Raymond Bernard em “Os Miseráveis”, a monumental adaptação de 1934 da obra de Victor Hugo, entrega um épico cinematográfico que desdobra as intrincadas camadas da justiça, redenção e da sociedade francesa do século XIX. Dividido em três partes – “Uma Tempestade na Alma”, “O Vento da Liberdade” e “As Barricadas” –, o filme estabelece-se por sua ambição narrativa e sua capacidade de capturar a densidade do material original. A trama se centra na figura de Jean Valjean, um ex-condenado por roubar pão, que, após anos de trabalhos forçados, é libertado e tenta uma nova vida sob uma identidade forjada. Seu passado, contudo, o persegue na forma do implacável inspetor Javert, um homem que encarna a lei em sua forma mais dogmática e inflexível.
A força motriz da narrativa reside no confronto ideológico entre Valjean e Javert. O primeiro, impulsionado por um ato de caridade episcopal, busca não apenas escapar de sua condição de foragido, mas também realizar atos de bondade e solidariedade, transformando sua existência. O segundo, por sua vez, é a representação de um sistema legal que não contempla segundas chances, enxergando a transgressão como uma mancha indelével. Essa dualidade não se manifesta como um simples jogo de gato e rato, mas sim como uma profunda meditação sobre a natureza da culpa, do perdão e da capacidade de um indivíduo de se redefinir fora das convenções sociais e jurídicas.

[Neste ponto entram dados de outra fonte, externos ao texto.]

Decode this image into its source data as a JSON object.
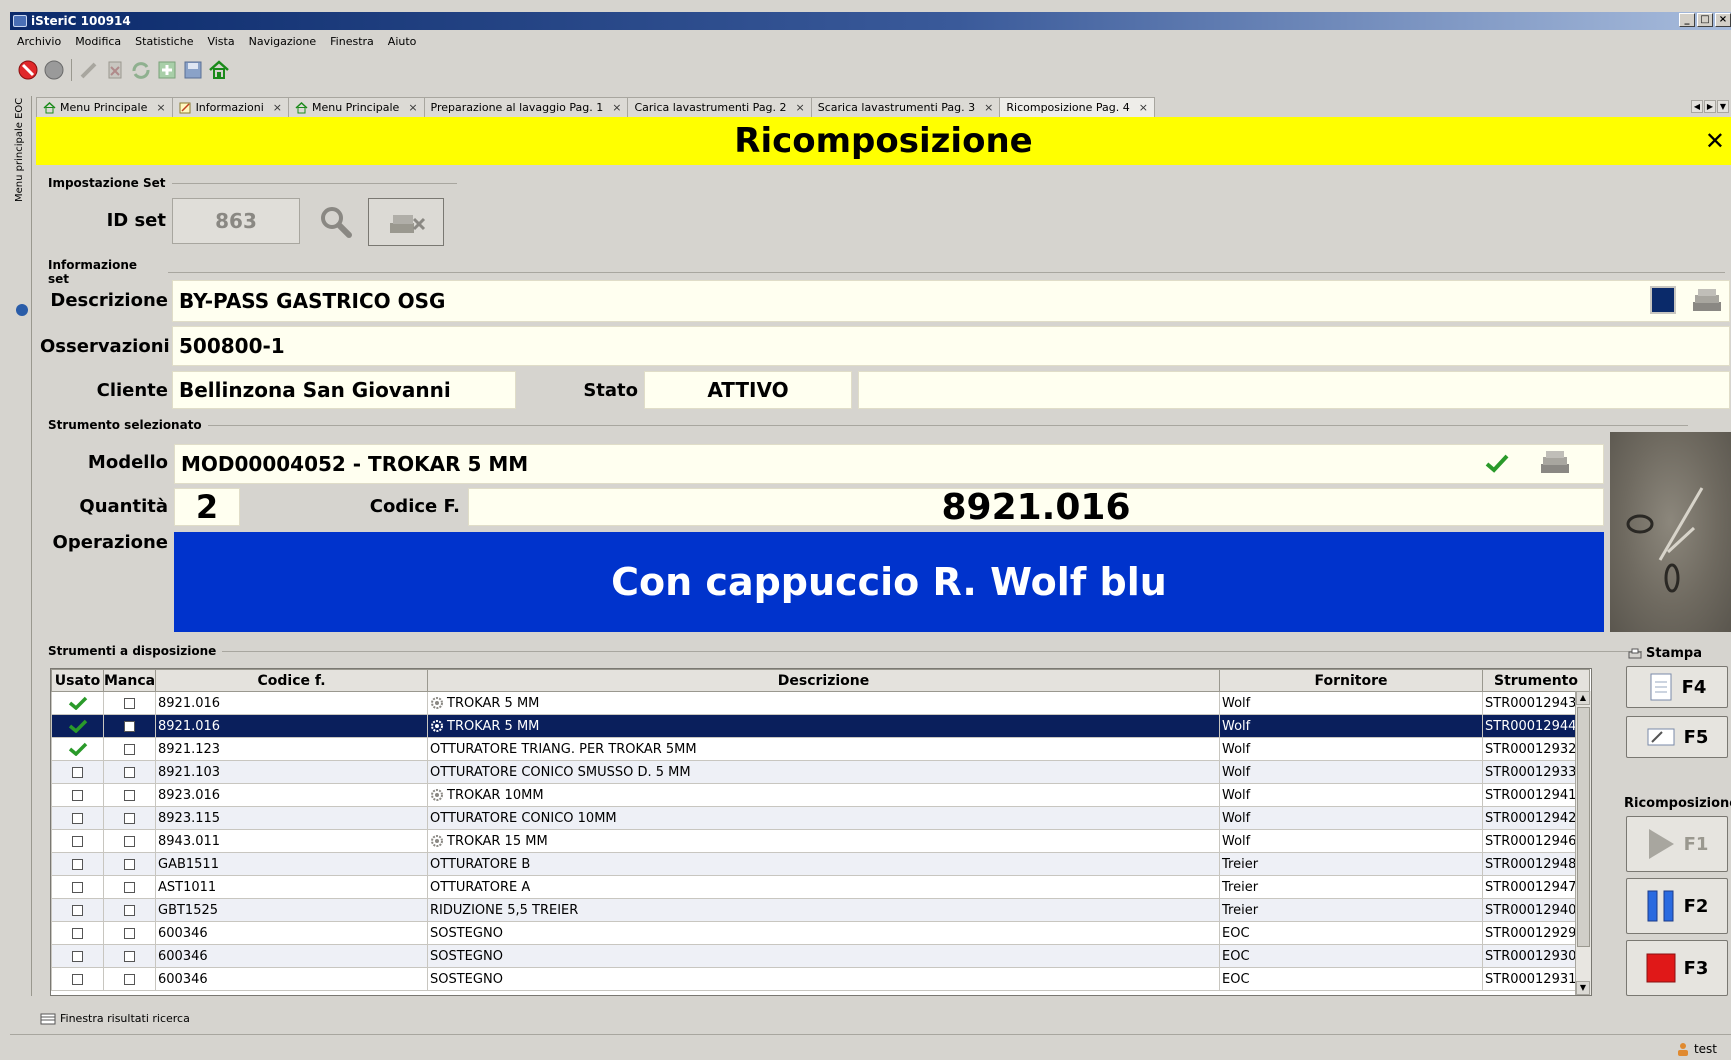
{
  "window": {
    "title": "iSteriC 100914"
  },
  "menu": [
    "Archivio",
    "Modifica",
    "Statistiche",
    "Vista",
    "Navigazione",
    "Finestra",
    "Aiuto"
  ],
  "sidebar": {
    "label": "Menu principale EOC"
  },
  "tabs": [
    {
      "label": "Menu Principale",
      "icon": "home-icon"
    },
    {
      "label": "Informazioni",
      "icon": "info-icon"
    },
    {
      "label": "Menu Principale",
      "icon": "home-icon"
    },
    {
      "label": "Preparazione al lavaggio Pag. 1"
    },
    {
      "label": "Carica lavastrumenti Pag. 2"
    },
    {
      "label": "Scarica lavastrumenti Pag. 3"
    },
    {
      "label": "Ricomposizione Pag. 4",
      "active": true
    }
  ],
  "header": {
    "title": "Ricomposizione"
  },
  "impostazione": {
    "section": "Impostazione Set",
    "id_label": "ID set",
    "id_value": "863"
  },
  "info": {
    "section": "Informazione set",
    "descrizione_label": "Descrizione",
    "descrizione": "BY-PASS GASTRICO OSG",
    "osservazioni_label": "Osservazioni",
    "osservazioni": "500800-1",
    "cliente_label": "Cliente",
    "cliente": "Bellinzona San Giovanni",
    "stato_label": "Stato",
    "stato": "ATTIVO"
  },
  "strumento": {
    "section": "Strumento selezionato",
    "modello_label": "Modello",
    "modello": "MOD00004052 - TROKAR  5 MM",
    "quantita_label": "Quantità",
    "quantita": "2",
    "codice_label": "Codice F.",
    "codice": "8921.016",
    "operazione_label": "Operazione",
    "operazione": "Con cappuccio R. Wolf blu"
  },
  "disposizione": {
    "section": "Strumenti a disposizione",
    "columns": [
      "Usato",
      "Manca",
      "Codice f.",
      "Descrizione",
      "Fornitore",
      "Strumento"
    ],
    "rows": [
      {
        "usato": true,
        "codice": "8921.016",
        "desc": "TROKAR  5 MM",
        "gear": true,
        "fornitore": "Wolf",
        "strumento": "STR00012943"
      },
      {
        "usato": true,
        "codice": "8921.016",
        "desc": "TROKAR  5 MM",
        "gear": true,
        "fornitore": "Wolf",
        "strumento": "STR00012944",
        "selected": true
      },
      {
        "usato": true,
        "codice": "8921.123",
        "desc": "OTTURATORE TRIANG. PER TROKAR 5MM",
        "fornitore": "Wolf",
        "strumento": "STR00012932"
      },
      {
        "usato": false,
        "codice": "8921.103",
        "desc": "OTTURATORE CONICO SMUSSO D. 5 MM",
        "fornitore": "Wolf",
        "strumento": "STR00012933"
      },
      {
        "usato": false,
        "codice": "8923.016",
        "desc": "TROKAR  10MM",
        "gear": true,
        "fornitore": "Wolf",
        "strumento": "STR00012941"
      },
      {
        "usato": false,
        "codice": "8923.115",
        "desc": "OTTURATORE CONICO 10MM",
        "fornitore": "Wolf",
        "strumento": "STR00012942"
      },
      {
        "usato": false,
        "codice": "8943.011",
        "desc": "TROKAR  15 MM",
        "gear": true,
        "fornitore": "Wolf",
        "strumento": "STR00012946"
      },
      {
        "usato": false,
        "codice": "GAB1511",
        "desc": "OTTURATORE B",
        "fornitore": "Treier",
        "strumento": "STR00012948"
      },
      {
        "usato": false,
        "codice": "AST1011",
        "desc": "OTTURATORE A",
        "fornitore": "Treier",
        "strumento": "STR00012947"
      },
      {
        "usato": false,
        "codice": "GBT1525",
        "desc": "RIDUZIONE 5,5 TREIER",
        "fornitore": "Treier",
        "strumento": "STR00012940"
      },
      {
        "usato": false,
        "codice": "600346",
        "desc": "SOSTEGNO",
        "fornitore": "EOC",
        "strumento": "STR00012929"
      },
      {
        "usato": false,
        "codice": "600346",
        "desc": "SOSTEGNO",
        "fornitore": "EOC",
        "strumento": "STR00012930"
      },
      {
        "usato": false,
        "codice": "600346",
        "desc": "SOSTEGNO",
        "fornitore": "EOC",
        "strumento": "STR00012931"
      }
    ]
  },
  "side": {
    "stampa_label": "Stampa",
    "f4": "F4",
    "f5": "F5",
    "ricomposizione_label": "Ricomposizione",
    "f1": "F1",
    "f2": "F2",
    "f3": "F3"
  },
  "status": {
    "results_window": "Finestra risultati ricerca",
    "user": "test"
  },
  "colors": {
    "header_bg": "#ffff00",
    "operazione_bg": "#0033cc",
    "selected_row": "#0a1f5c",
    "field_bg": "#fffff0"
  }
}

A interpretação de Harry Baur como Valjean confere ao personagem uma complexidade que ressoa com a luta interna de um homem que busca a dignidade em um mundo que teima em negá-la.
O escopo do filme se expande para além dessa perseguição principal, incorporando a pungente história de Fantine, uma mulher cuja vida é destruída pela pobreza e pela indiferença social, e sua filha, Cosette. A jornada de Valjean se entrelaça com a delas, assumindo a tutela da menina e tornando-se um guardião de esperança em um cenário de desolação. Bernard não poupa o espectador das duras realidades da miséria e da exploração, apresentando um panorama vívido de uma sociedade marcada por profundas desigualdades. As ruas de Paris se tornam um palco onde a desesperança e a injustiça social são observadas com um olhar crítico e sem sentimentalismos desnecessários.
Em seu ato final, a produção mergulha na efervescência política da França, acompanhando um grupo de estudantes idealistas que se insurgem contra a ordem estabelecida. O filme retrata esses eventos com uma sobriedade que enfatiza o sacrifício e as consequências brutais da convulsão social. Personagens como Marius e Éponine, com seus próprios dramas e aspirações, contribuem para a riqueza do enredo, mostrando como vidas individuais são moldadas e, por vezes, esmagadas pelas grandes forças históricas.
Raymond Bernard entrega uma obra que é tanto um espetáculo grandioso quanto um estudo íntimo da condição humana. A capacidade de tecer destinos individuais em um tecido social e político vasto é um dos seus maiores trunfos. O filme não oferece visões simplistas sobre a moralidade ou sobre o caminho para uma sociedade mais justa; ele instiga o pensamento sobre a persistência da busca por liberdade e dignidade diante de sistemas opressores e julgamentos sociais. A grandeza do filme repousa em sua exploração da falibilidade da lei positiva em contraste com a inabalável persistência da consciência moral, um conceito que permeia cada momento da jornada de Valjean, adicionando uma camada de profundidade que vai além do enredo. É uma produção que continua relevante por sua análise incisiva das forças que moldam o destino humano, sem perder o foco na capacidade singular de cada indivíduo de forjar seu próprio caminho.